In a standard tabular format, the metadata fields are the column headers, each specifying a different piece of information documented about the trait. In a formal ontology, each metadata field must be matched to an appropriate annotation property. These are published, formally defined terms for ‘label’, ‘description’, etc. (Table 3). By preference, metadata fields in the APD are linked to concepts defined by the often-used Simple Knowledge Organization System (SKOS; https://www.w3.org/TR/skos-primer/)40), Resource Description Framework (RDF; https://www.w3.org/TR/rdf11-primer/)41, or Dublin Core Metadata Initiative (dcterms; https://www.dublincore.org/specifications/dublin-core/dcmi-terms)42 vocabularies. Properties defined by the Ecological Trait-data Standard (ETS)34 were also reused, as this schema is establishing itself as a well-designed ecological trait database structure. Units were aligned to the Unified Code for Units of Measure (UCUM; https://ucum.org/ucum)43 standard with specific machine-readable representations of each unit downloaded from the Units of Measurement (UOM) portal (https://units-of-measurement.org/). The UCUM standard follows clear, simple rules, but also has a flexible syntax for documenting notes that are recorded as part of the ‘unit’ for specific traits, yet are not formally units, in curly brackets44. For instance, {count}/mm2 or umol{CO2}/m2/s, where the actual units are 1/mm2 and umol/m2/s, respectively. An added advantage is that the UOM representations include links to identical units in a collection of other published ontologies. Properties not present in any of these ontologies were mapped to ones in the Semantic Science Information Ontology (SIO)45, the Extensible Observation Ontology (OBOE)46 and Datacite47 (Table 3).

Within each APD trait concept, some trait metadata fields were simply text strings, while other metadata values were themselves published concepts with a Uniform Resource Identifier (URI) (an inclusive term, that encompasses both URLs and Internationalized Resource Identifiers [IRIs]). For instance, matches to exact, close, and related trait concepts in formally published ontologies have URIs, references mostly have a DOI (digital object identifier), reviewers were identified by their ORCID (Open Researcher and Contributor Identifier) and keywords were all identified by their URIs from various published ontologies. Meanwhile, trait description, trait labels, and matches to traits in ecological databases that lack formally published definitions were mapped as text strings (literals).

Trait hierarchy

For ease of grouping trait concepts, we established a trait hierarchy into which the traits could be slotted. At the highest level, all traits within the APD could be divided into four categories: biochemical traits, morphological traits, physiological traits and life history traits (Table S1). Three of these were exact matches to classes defined by the Plant Trait Ontology30 (plant biochemical trait (http://purl.obolibrary.org/obo/TO_0000277); plant morphology trait (http://purl.obolibrary.org/obo/TO_0000017); and biological process trait, physiological process trait (http://purl.obolibrary.org/obo/TO_0000283)), while life history trait was defined within APD. Additional hierarchical levels were established, again using a combination of terms from the Plant Trait Ontology and ones defined within APD (Table S1).
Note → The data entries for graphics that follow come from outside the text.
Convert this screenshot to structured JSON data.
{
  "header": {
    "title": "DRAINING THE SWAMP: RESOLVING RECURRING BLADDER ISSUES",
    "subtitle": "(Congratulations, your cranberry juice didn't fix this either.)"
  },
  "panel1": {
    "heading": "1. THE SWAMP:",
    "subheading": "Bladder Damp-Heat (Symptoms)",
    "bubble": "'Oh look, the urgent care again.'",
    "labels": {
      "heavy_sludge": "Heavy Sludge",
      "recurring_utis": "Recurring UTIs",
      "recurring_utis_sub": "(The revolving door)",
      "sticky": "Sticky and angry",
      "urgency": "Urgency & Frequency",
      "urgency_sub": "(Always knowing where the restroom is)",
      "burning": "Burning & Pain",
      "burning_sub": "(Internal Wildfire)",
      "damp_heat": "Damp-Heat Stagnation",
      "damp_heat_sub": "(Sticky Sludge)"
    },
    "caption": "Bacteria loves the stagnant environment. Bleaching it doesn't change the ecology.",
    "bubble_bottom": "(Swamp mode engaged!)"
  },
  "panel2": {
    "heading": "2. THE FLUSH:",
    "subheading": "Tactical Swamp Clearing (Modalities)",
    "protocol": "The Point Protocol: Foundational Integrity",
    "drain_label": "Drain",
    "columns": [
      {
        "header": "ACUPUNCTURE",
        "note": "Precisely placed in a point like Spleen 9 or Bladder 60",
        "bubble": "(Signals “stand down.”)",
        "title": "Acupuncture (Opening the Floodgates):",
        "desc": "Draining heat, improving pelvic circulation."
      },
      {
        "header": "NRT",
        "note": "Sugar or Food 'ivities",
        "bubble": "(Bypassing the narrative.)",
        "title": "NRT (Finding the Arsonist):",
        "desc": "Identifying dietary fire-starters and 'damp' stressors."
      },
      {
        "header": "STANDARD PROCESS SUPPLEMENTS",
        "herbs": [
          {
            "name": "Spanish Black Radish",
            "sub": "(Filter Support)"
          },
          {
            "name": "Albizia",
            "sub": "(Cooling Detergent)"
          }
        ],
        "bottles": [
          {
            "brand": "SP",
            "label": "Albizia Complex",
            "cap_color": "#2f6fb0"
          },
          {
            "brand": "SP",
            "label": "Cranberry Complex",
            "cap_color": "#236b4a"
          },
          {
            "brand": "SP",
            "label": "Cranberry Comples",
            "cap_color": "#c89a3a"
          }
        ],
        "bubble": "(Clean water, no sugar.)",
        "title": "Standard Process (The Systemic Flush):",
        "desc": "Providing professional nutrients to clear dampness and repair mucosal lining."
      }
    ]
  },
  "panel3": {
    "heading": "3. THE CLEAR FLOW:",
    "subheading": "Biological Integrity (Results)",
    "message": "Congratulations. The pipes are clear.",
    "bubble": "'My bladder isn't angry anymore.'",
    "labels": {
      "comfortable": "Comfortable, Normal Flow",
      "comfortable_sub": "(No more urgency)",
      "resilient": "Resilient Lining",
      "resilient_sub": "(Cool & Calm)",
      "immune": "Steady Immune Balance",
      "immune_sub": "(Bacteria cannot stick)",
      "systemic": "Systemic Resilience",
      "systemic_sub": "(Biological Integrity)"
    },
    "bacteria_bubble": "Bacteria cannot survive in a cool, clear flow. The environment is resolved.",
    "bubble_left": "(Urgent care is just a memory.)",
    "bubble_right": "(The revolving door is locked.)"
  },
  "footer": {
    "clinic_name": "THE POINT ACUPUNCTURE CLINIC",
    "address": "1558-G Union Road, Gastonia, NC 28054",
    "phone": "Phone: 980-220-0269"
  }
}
The trait hierarchy was mapped into the formal ontology as ever narrower concepts, cascading down from the top concept, a Plant Trait (http://purl.obolibrary.org/obo/TO_0000000)30.

Adding resolvable identifiers

Each term defined within the APD requires a unique and stable URI, such that other databases and ontologies can reference individual APD trait concepts, just as some of the trait concepts within the APD are now mapped to previously published trait concepts. This includes not just the trait concepts, but also the allowable categorical trait values, the trait groupings within the trait hierarchy, and the selection of terms within a glossary. We chose to register the APD namespace with the URI redirection service w3id.org (https://w3id.org/) to ensure the permanency of the URIs even if the project’s GitHub repository were to be moved. The trait concepts, trait groupings for the hierarchy, and allowable categorical trait values are within one schema, https://w3id.org/APD/traits/ while the glossary terms are in a second schema, https://w3id.org/APD/glossary. The APD profile with the w3id.org redirect service references the current versioned APD release (https://github.com/perma-id/w3id.org/blob/master/APD/.htaccess).

Compiled input tables

Eight separate tables were established to compile the metadata associated with trait definitions, including four associated with APD trait concepts and four documenting information about classes from published vocabularies that are linked to the APD (URIs, labels, and other metadata for references, reviewers, keywords, and units). A further three tables were required to document 1) the base URIs for the published vocabularies from which classes are reused by the APD; 2) the URIs of the published properties linked to each column header; and 3) the base URIs for the APD vocabulary itself. The resulting tables are as follows.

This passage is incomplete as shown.